Tive a sorte de nascer e crescer durante a era do rádio. Criança ainda, passava os dias ouvindo as músicas cantadas por Orlando Silva, Ataulfo Alves, Emilinha Borba, Marlene e outras estrelas da Rádio Nacional, pois em toda casa havia um grande rádio de válvulas ligado diariamente. Antes dos 7 anos de idade, chorei a morte de Francisco Alves, o chamado Rei da Voz. Isso parece exagero, mas nos acostumamos a ouvir repertório de adultos. A valorização de músicas, gostos e costumes dos jovens só passou a existir após o advento do rock’n’roll e dos filmes que marcaram a revolta da juventude.
A Rádio Nacional tinha seus programas de auditório, onde se apresentavam, sob o comando de Paulo Gracindo ou César de Alencar, os cantores consagrados pelo público. Havia uma “disputa” entre as cantoras Emilinha e Marlene, com os respectivos fãs-clubes a se guerrear, como se fossem torcedores de times oponentes. Havia até um caubói brasileiro, antecedente de Beto Carreiro: o cantor Bob Nelson, autor de músicas alegres, como “Meu boi Barnabé”, com o gostoso refrão “ô tiroleiiiiti...”.

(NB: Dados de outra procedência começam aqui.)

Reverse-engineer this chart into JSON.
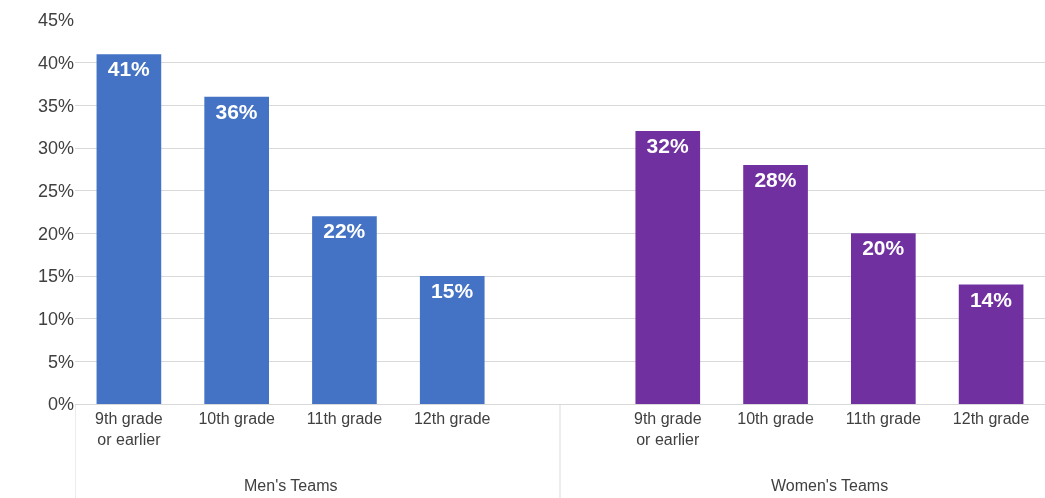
{
  "chart_data": {
    "type": "bar",
    "categories": [
      "9th grade or earlier",
      "10th grade",
      "11th grade",
      "12th grade",
      null,
      "9th grade or earlier",
      "10th grade",
      "11th grade",
      "12th grade"
    ],
    "series": [
      {
        "color": "#4472c4",
        "values": [
          41,
          36,
          22,
          15,
          null,
          null,
          null,
          null,
          null
        ],
        "value_labels": [
          "41%",
          "36%",
          "22%",
          "15%",
          null,
          null,
          null,
          null,
          null
        ]
      },
      {
        "color": "#7030a0",
        "values": [
          null,
          null,
          null,
          null,
          null,
          32,
          28,
          20,
          14
        ],
        "value_labels": [
          null,
          null,
          null,
          null,
          null,
          "32%",
          "28%",
          "20%",
          "14%"
        ]
      }
    ],
    "ylim": [
      0,
      45
    ],
    "yticks": [
      {
        "value": 0,
        "label": "0%"
      },
      {
        "value": 5,
        "label": "5%"
      },
      {
        "value": 10,
        "label": "10%"
      },
      {
        "value": 15,
        "label": "15%"
      },
      {
        "value": 20,
        "label": "20%"
      },
      {
        "value": 25,
        "label": "25%"
      },
      {
        "value": 30,
        "label": "30%"
      },
      {
        "value": 35,
        "label": "35%"
      },
      {
        "value": 40,
        "label": "40%"
      },
      {
        "value": 45,
        "label": "45%"
      }
    ],
    "annotations": [
      "Men's Teams",
      "Women's Teams"
    ],
    "grid": "y",
    "legend": false
  }
}
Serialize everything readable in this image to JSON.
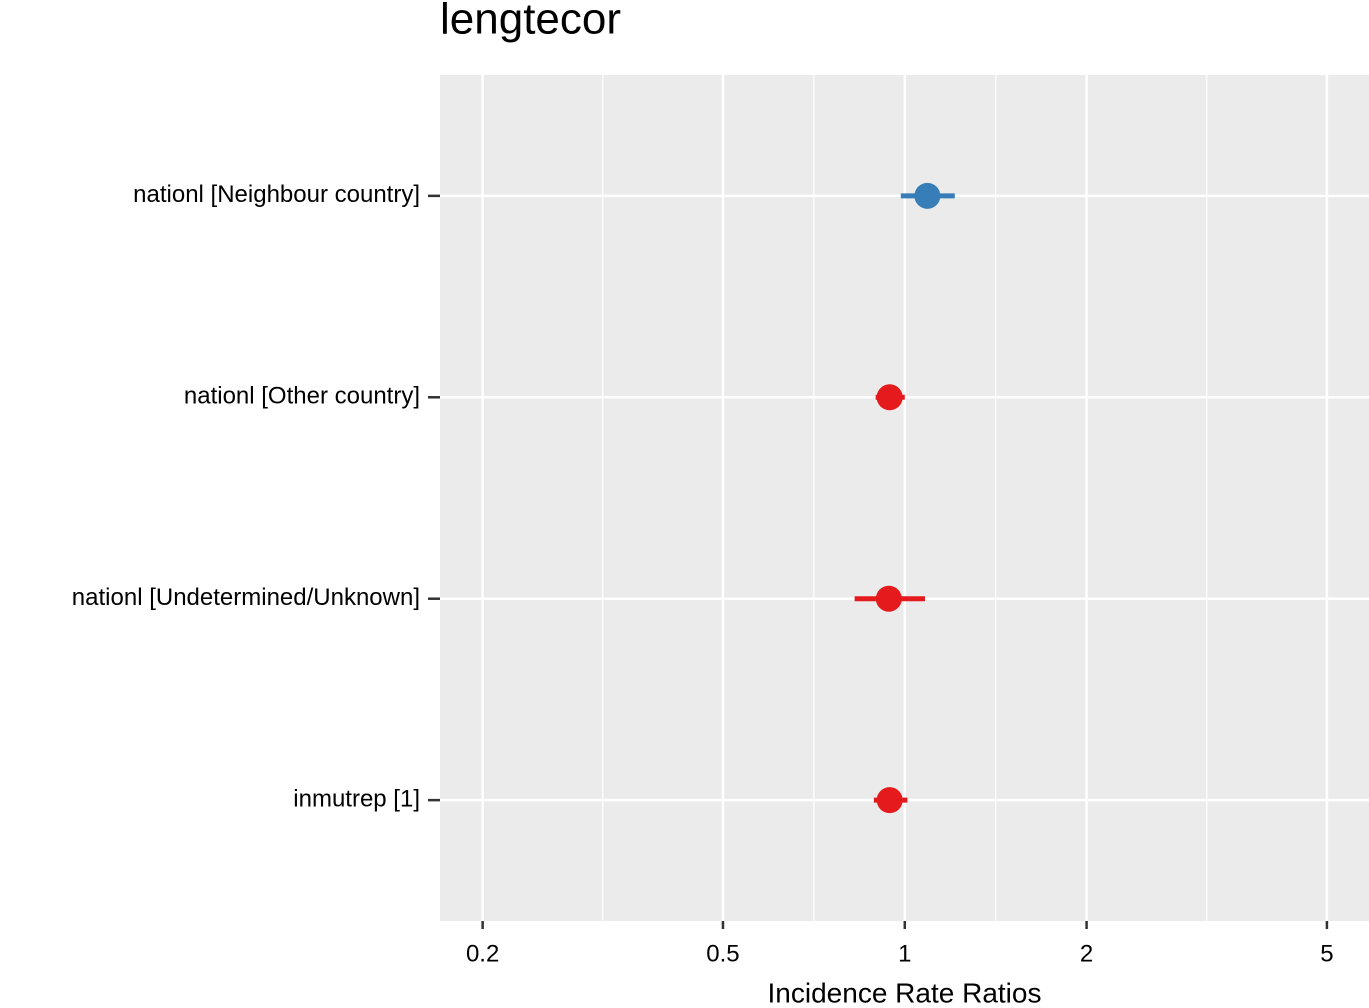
{
  "chart_data": {
    "type": "forest",
    "title": "lengtecor",
    "x_label": "Incidence Rate Ratios",
    "categories": [
      "nationl [Neighbour country]",
      "nationl [Other country]",
      "nationl [Undetermined/Unknown]",
      "inmutrep [1]"
    ],
    "values": [
      1.09,
      0.944,
      0.941,
      0.944
    ],
    "lower": [
      0.985,
      0.895,
      0.826,
      0.889
    ],
    "upper": [
      1.21,
      1.0,
      1.08,
      1.01
    ],
    "colors": [
      "#377eb8",
      "#e41a1c",
      "#e41a1c",
      "#e41a1c"
    ],
    "log_x": true,
    "xlim": [
      0.17,
      5.87
    ],
    "xticks": [
      0.2,
      0.5,
      1,
      2,
      5
    ],
    "grid": true
  }
}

Publicações como a “Revista do Rádio” e “Radiolândia” eram especializadas em divulgar os eventos radiofônicos e o cotidiano dos artistas: Fulano ao lado de seus cachorros; Cicrana de avental, fingindo preparar uma feijoada, e assim por diante.
A Rádio Nacional do Rio de Janeiro foi a maior emissora de rádio que o país já teve. Criada em 1930, foi mais tarde incorporada ao governo de Getúlio Vargas; teve então sua potência multiplicada com a importação de modernos equipamentos. Todos os grandes músicos, cantores, apresentadores e humoristas eram contratados da Nacional.
Gostávamos de assistir aos programas humorísticos como “Edifício Balança mas não cai”. Meu pai acompanhava a série radiofônica “Jerônimo, o herói do sertão”. As novidades da década eram as radionovelas, patrocinadas pelos produtos Gessy-Lever ou Colgate-Palmolive, razão por que esse tipo de programa era conhecido nos Estados Unidos por “ópera de sabão”.
As notícias nos vinham através do Repórter Esso (alô, alô, Repórter Esso, alô!), que durante anos estarreceu o país noticiando os grandes acontecimentos em suas edições especiais.
Mas “a coisa fervia” era na época que antecedia o carnaval. Os artistas apresentavam, então, os alegres sambas e marchas, que, de tanto serem ouvidos, já moravam na boca do povo e podiam ser cantados quando chegava a famosa festa de Momo. A era do rádio passou, mas ele continua vivo em nosso cotidiano.